How Important is Reflecting on Your Trades?

“Successful traders know that a consistent and systematic review of their daily trading activities is the direct path to growing and improving” 

– Van K. Tharp

While looking at the movements of your charts, play the Reflection song by Lea Salonga and sing along with these lines: What is that trade I see? Staring straight, back at me. Why is the reflection something I don’t want?

Reflecting is not only done for the state of your mental health, to have a clear mind, or even to create better decisions. Reflecting must also be done when investing and trading to create sound and correct decisions. In order to do this, you must have a good, healthy, and peaceful environment. At the same time. It is very essential to have your thoughts and actions documents. Just like how you journalize the things you do every day; you must also journalize your investments and trades! 

For investors and traders, journalizing helps develop a more efficient and effective strategy in dealing with the market. With journalizing, you can see your mistakes clearly and what were the principles and rules that you have went against. At the same time, you can look at where you have excelled in! That’s the great thing about journalizing, it gives a peace of mind and determines the areas where you need to improve on. It instills the value of sticking with the rules and principles in beating the market.

One thing to know about journalizing your trades and investments is that it develops the discipline and habit of documenting every transaction that you have made —  from buying to selling, and even checking the chart movements.

Here are the things you should know when creating a journal for your trades.

Step 1: Determine what stock to purchase and what type of stock

It’s a must to know the stock you will be purchasing. But not only that, you must know what stock you will be purchasing. Is it a speculative stock? Defensive? Cyclical, blue chips, or tech stocks? This initial step already determines if you are a good trader. A good trader knows where he or she invests in. You can use either technical or fundamental analysis, or combination of the two.

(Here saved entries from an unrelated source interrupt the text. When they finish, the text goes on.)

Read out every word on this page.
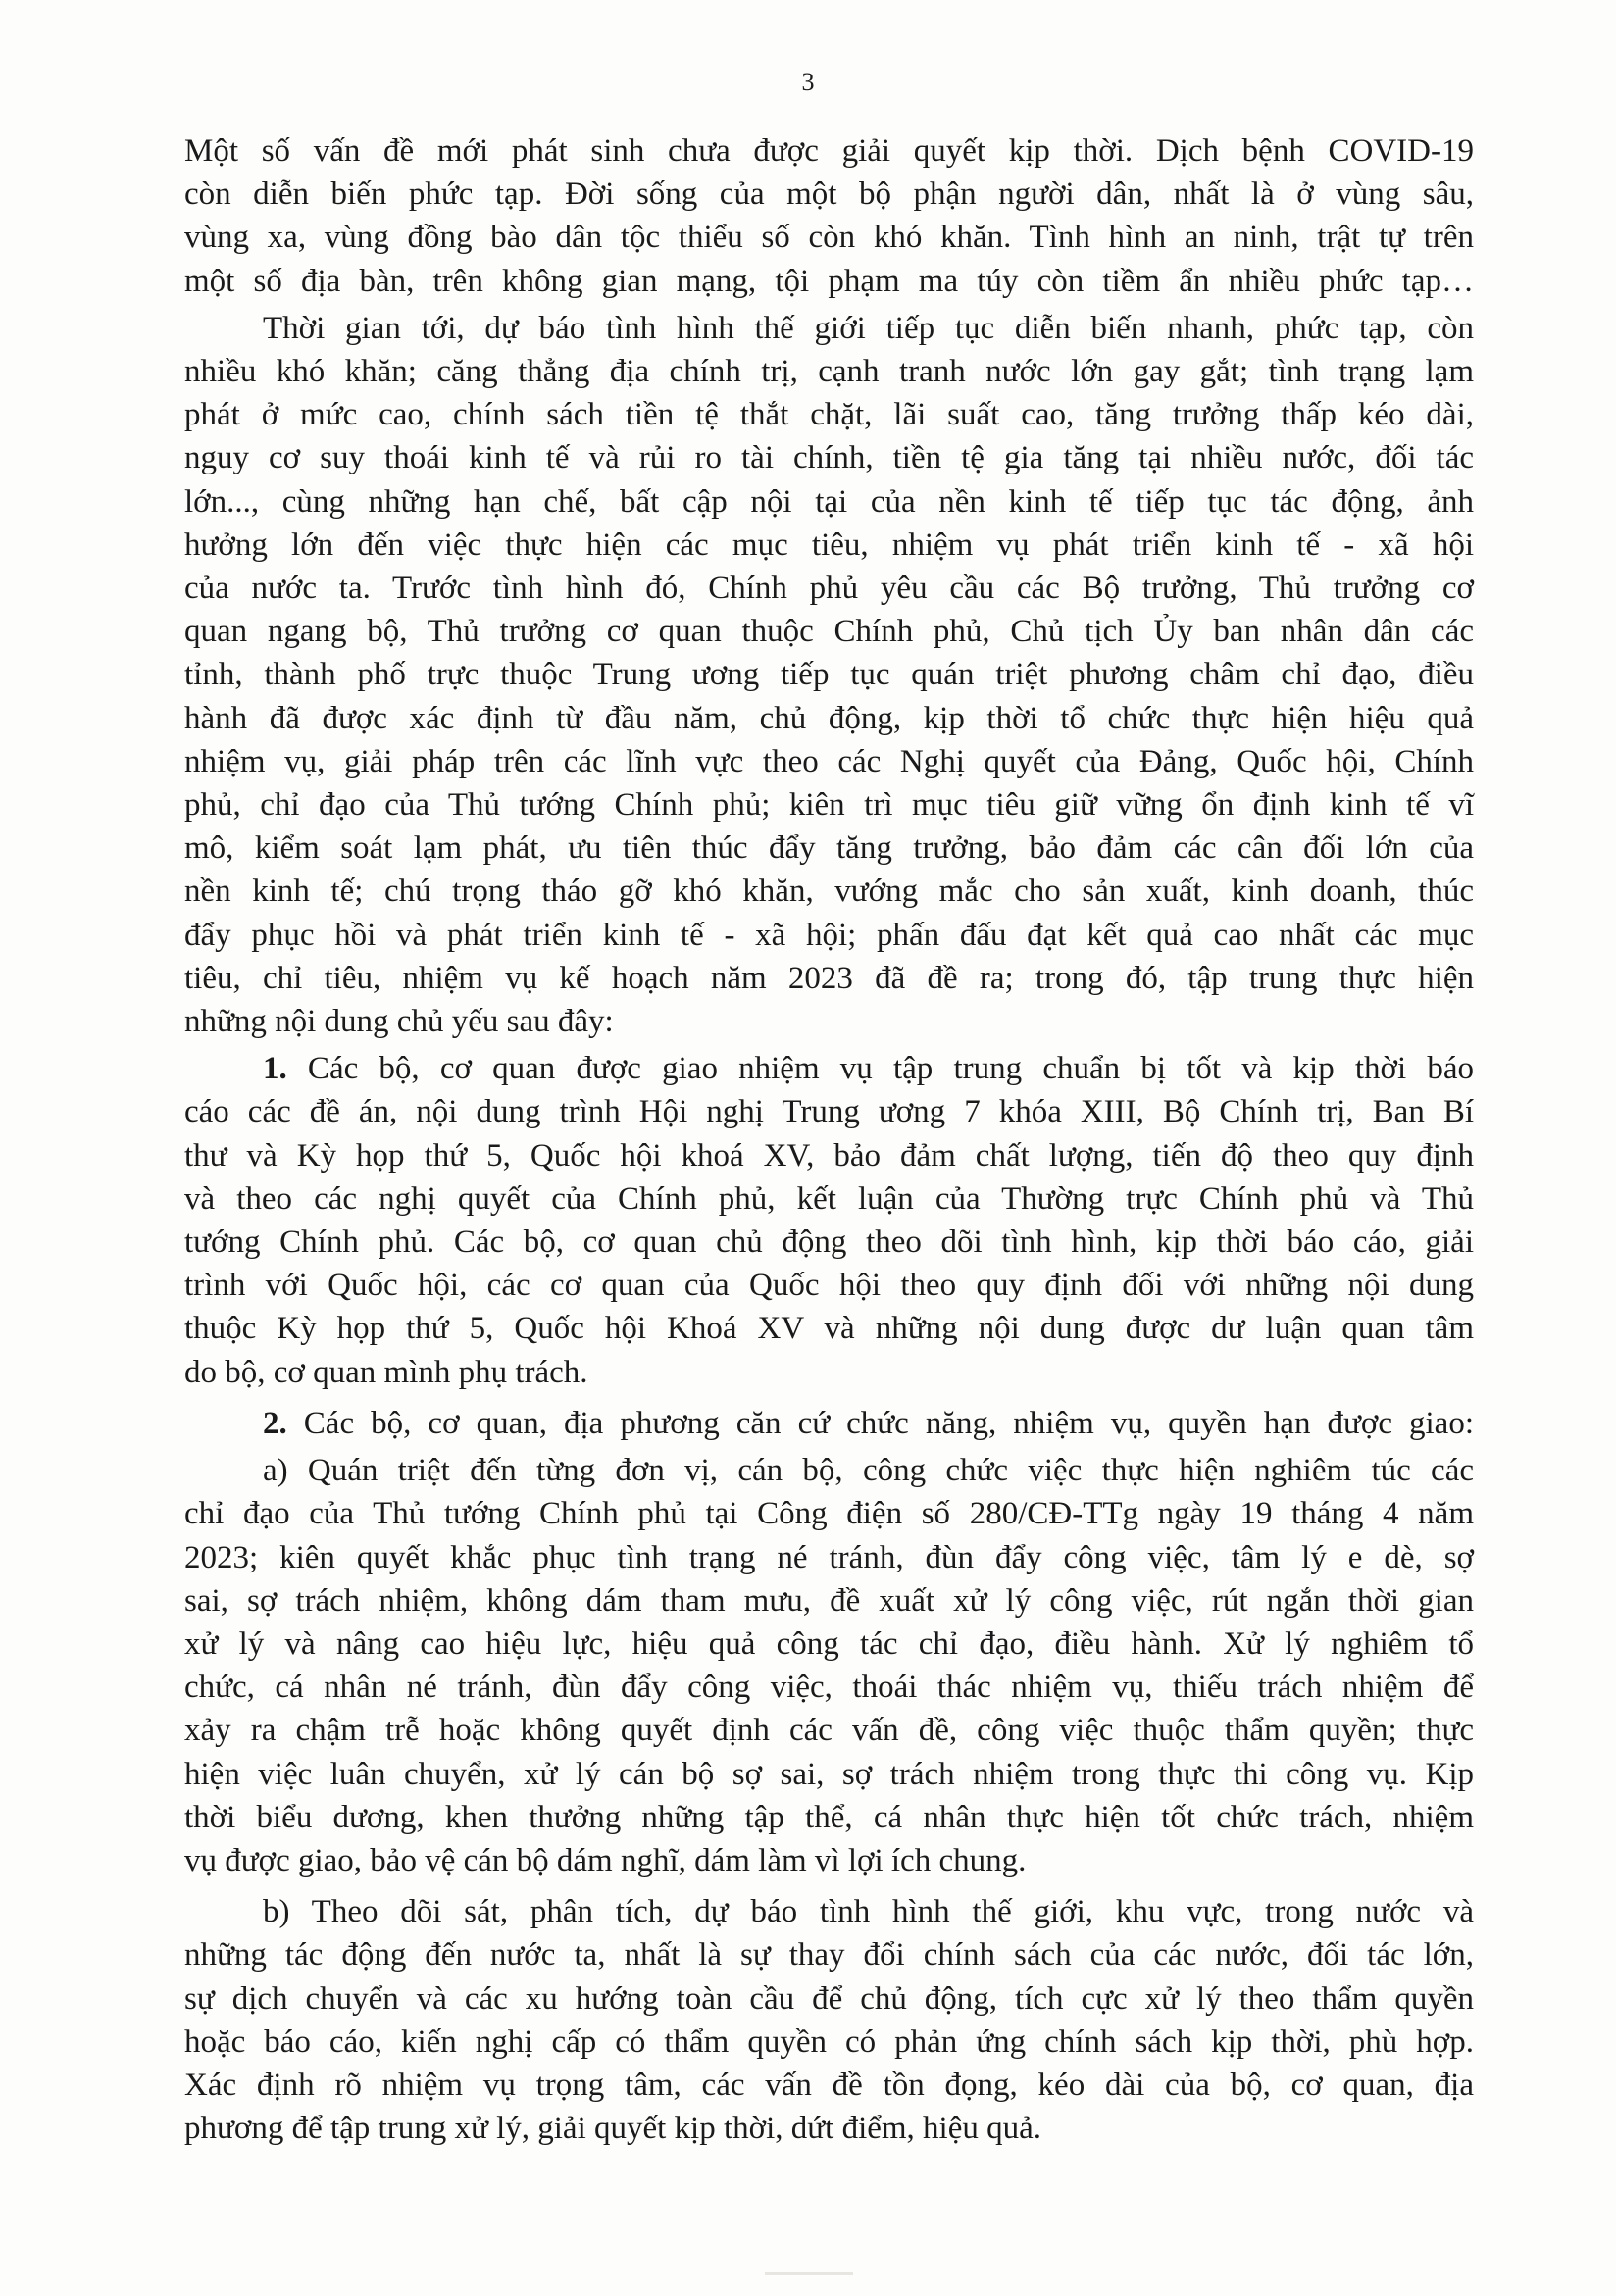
3

Một số vấn đề mới phát sinh chưa được giải quyết kịp thời. Dịch bệnh COVID-19
còn diễn biến phức tạp. Đời sống của một bộ phận người dân, nhất là ở vùng sâu,
vùng xa, vùng đồng bào dân tộc thiểu số còn khó khăn. Tình hình an ninh, trật tự trên
một số địa bàn, trên không gian mạng, tội phạm ma túy còn tiềm ẩn nhiều phức tạp…

Thời gian tới, dự báo tình hình thế giới tiếp tục diễn biến nhanh, phức tạp, còn
nhiều khó khăn; căng thẳng địa chính trị, cạnh tranh nước lớn gay gắt; tình trạng lạm
phát ở mức cao, chính sách tiền tệ thắt chặt, lãi suất cao, tăng trưởng thấp kéo dài,
nguy cơ suy thoái kinh tế và rủi ro tài chính, tiền tệ gia tăng tại nhiều nước, đối tác
lớn..., cùng những hạn chế, bất cập nội tại của nền kinh tế tiếp tục tác động, ảnh
hưởng lớn đến việc thực hiện các mục tiêu, nhiệm vụ phát triển kinh tế - xã hội
của nước ta. Trước tình hình đó, Chính phủ yêu cầu các Bộ trưởng, Thủ trưởng cơ
quan ngang bộ, Thủ trưởng cơ quan thuộc Chính phủ, Chủ tịch Ủy ban nhân dân các
tỉnh, thành phố trực thuộc Trung ương tiếp tục quán triệt phương châm chỉ đạo, điều
hành đã được xác định từ đầu năm, chủ động, kịp thời tổ chức thực hiện hiệu quả
nhiệm vụ, giải pháp trên các lĩnh vực theo các Nghị quyết của Đảng, Quốc hội, Chính
phủ, chỉ đạo của Thủ tướng Chính phủ; kiên trì mục tiêu giữ vững ổn định kinh tế vĩ
mô, kiểm soát lạm phát, ưu tiên thúc đẩy tăng trưởng, bảo đảm các cân đối lớn của
nền kinh tế; chú trọng tháo gỡ khó khăn, vướng mắc cho sản xuất, kinh doanh, thúc
đẩy phục hồi và phát triển kinh tế - xã hội; phấn đấu đạt kết quả cao nhất các mục
tiêu, chỉ tiêu, nhiệm vụ kế hoạch năm 2023 đã đề ra; trong đó, tập trung thực hiện
những nội dung chủ yếu sau đây:

1. Các bộ, cơ quan được giao nhiệm vụ tập trung chuẩn bị tốt và kịp thời báo
cáo các đề án, nội dung trình Hội nghị Trung ương 7 khóa XIII, Bộ Chính trị, Ban Bí
thư và Kỳ họp thứ 5, Quốc hội khoá XV, bảo đảm chất lượng, tiến độ theo quy định
và theo các nghị quyết của Chính phủ, kết luận của Thường trực Chính phủ và Thủ
tướng Chính phủ. Các bộ, cơ quan chủ động theo dõi tình hình, kịp thời báo cáo, giải
trình với Quốc hội, các cơ quan của Quốc hội theo quy định đối với những nội dung
thuộc Kỳ họp thứ 5, Quốc hội Khoá XV và những nội dung được dư luận quan tâm
do bộ, cơ quan mình phụ trách.

2. Các bộ, cơ quan, địa phương căn cứ chức năng, nhiệm vụ, quyền hạn được giao:

a) Quán triệt đến từng đơn vị, cán bộ, công chức việc thực hiện nghiêm túc các
chỉ đạo của Thủ tướng Chính phủ tại Công điện số 280/CĐ-TTg ngày 19 tháng 4 năm
2023; kiên quyết khắc phục tình trạng né tránh, đùn đẩy công việc, tâm lý e dè, sợ
sai, sợ trách nhiệm, không dám tham mưu, đề xuất xử lý công việc, rút ngắn thời gian
xử lý và nâng cao hiệu lực, hiệu quả công tác chỉ đạo, điều hành. Xử lý nghiêm tổ
chức, cá nhân né tránh, đùn đẩy công việc, thoái thác nhiệm vụ, thiếu trách nhiệm để
xảy ra chậm trễ hoặc không quyết định các vấn đề, công việc thuộc thẩm quyền; thực
hiện việc luân chuyển, xử lý cán bộ sợ sai, sợ trách nhiệm trong thực thi công vụ. Kịp
thời biểu dương, khen thưởng những tập thể, cá nhân thực hiện tốt chức trách, nhiệm
vụ được giao, bảo vệ cán bộ dám nghĩ, dám làm vì lợi ích chung.

b) Theo dõi sát, phân tích, dự báo tình hình thế giới, khu vực, trong nước và
những tác động đến nước ta, nhất là sự thay đổi chính sách của các nước, đối tác lớn,
sự dịch chuyển và các xu hướng toàn cầu để chủ động, tích cực xử lý theo thẩm quyền
hoặc báo cáo, kiến nghị cấp có thẩm quyền có phản ứng chính sách kịp thời, phù hợp.
Xác định rõ nhiệm vụ trọng tâm, các vấn đề tồn đọng, kéo dài của bộ, cơ quan, địa
phương để tập trung xử lý, giải quyết kịp thời, dứt điểm, hiệu quả.
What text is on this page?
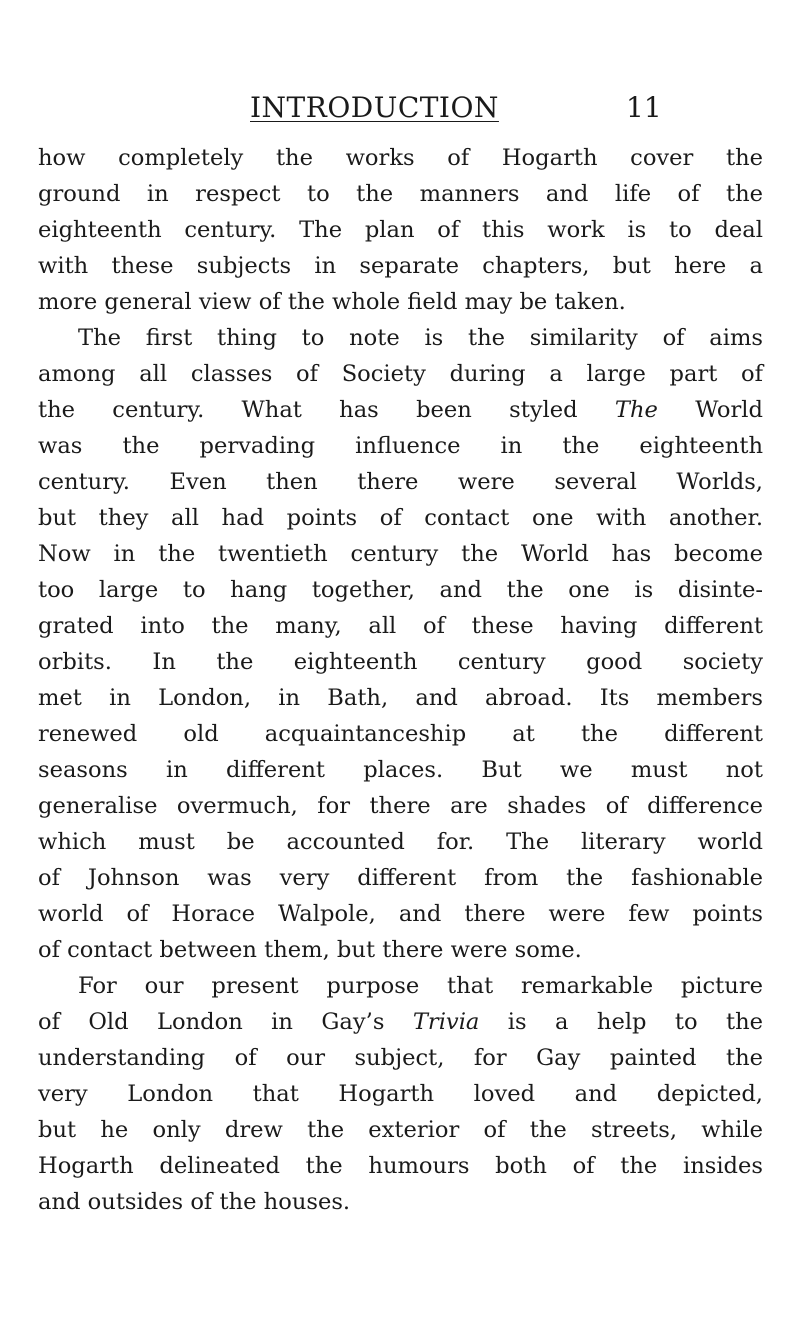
INTRODUCTION	11
how completely the works of Hogarth cover the
ground in respect to the manners and life of the
eighteenth century. The plan of this work is to deal
with these subjects in separate chapters, but here a
more general view of the whole field may be taken.
The first thing to note is the similarity of aims
among all classes of Society during a large part of
the century. What has been styled The World
was the pervading influence in the eighteenth
century. Even then there were several Worlds,
but they all had points of contact one with another.
Now in the twentieth century the World has become
too large to hang together, and the one is disinte-
grated into the many, all of these having different
orbits. In the eighteenth century good society
met in London, in Bath, and abroad. Its members
renewed old acquaintanceship at the different
seasons in different places. But we must not
generalise overmuch, for there are shades of difference
which must be accounted for. The literary world
of Johnson was very different from the fashionable
world of Horace Walpole, and there were few points
of contact between them, but there were some.
For our present purpose that remarkable picture
of Old London in Gay’s Trivia is a help to the
understanding of our subject, for Gay painted the
very London that Hogarth loved and depicted,
but he only drew the exterior of the streets, while
Hogarth delineated the humours both of the insides
and outsides of the houses.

Remember, the organization of your trades starts on your discipline in analysis.

Step 2: Listing the quantity of shares bought

Do not rely on the information and journal given by your stock brokers. Record and list down the quantity of shares bought so you can be fully informed about your total investment. This will help you note if have already gained or made losses in your portfolio.

Step 3: The buy and sell point

This refers to the entry/exit point at which you decide on the price you would buy or sell your stock. To limit losses, you must note your target profit and stop loss. The benefit and essence of this step is to know the progress or status of your holdings.

Step 4: Type of time holding period

Determine on how long would you be holding the stock. Would it be for 3 weeks? For 2 months or 3 years? Decide whether you would be holding it on a short, medium, or for long term. 

Step 5: Trading Strategy

Trading strategies and holding period goes hand on hand. Journal whether you will be strategizing it with position trading, swing trading, day trading or scalping. Being informed with your strategies will help you on your decision making

Step 6: The buy signal and the reason

Journal the signals and indicators at which made you buy a stock. Were you just hyped with the news or alongside with the comments of traders? Always make a logical and clear decision with a good foundation of analysis, not with feelings. This will also help you understand more the importance of understanding the market structure and indicators. Was there a breakout? A hammer candle stick? A double bottom or an ascending triangle?

Step 7: Date when sold

Consider all dates important, as if they were your anniversary or even your birthday! Treat this as an important component of your trade for it will determine if you broke your rules and time frame.

Step 8: The sell signal and the reason 

Selling your stock also goes hand on hand with your time frame. Determine what was the reason for selling. Have you reached your stop loss or target profit? Was there a market breakdown or have you foreseen that the market is on downtrend?

Step 9: Principles and Results

As much as every step is important, you would and must also see the results of your trades! Have your stocks been performing well? Have YOU been performing well? Were your imposed rules and principles followed? If not, what were the results of your non-compliance with your principles?


Consider every step important. With the discipline of journaling, you will always continue to grow and develop the areas you need to improve more! 

Take note: You do not just record your success but failures as well! TAYOR!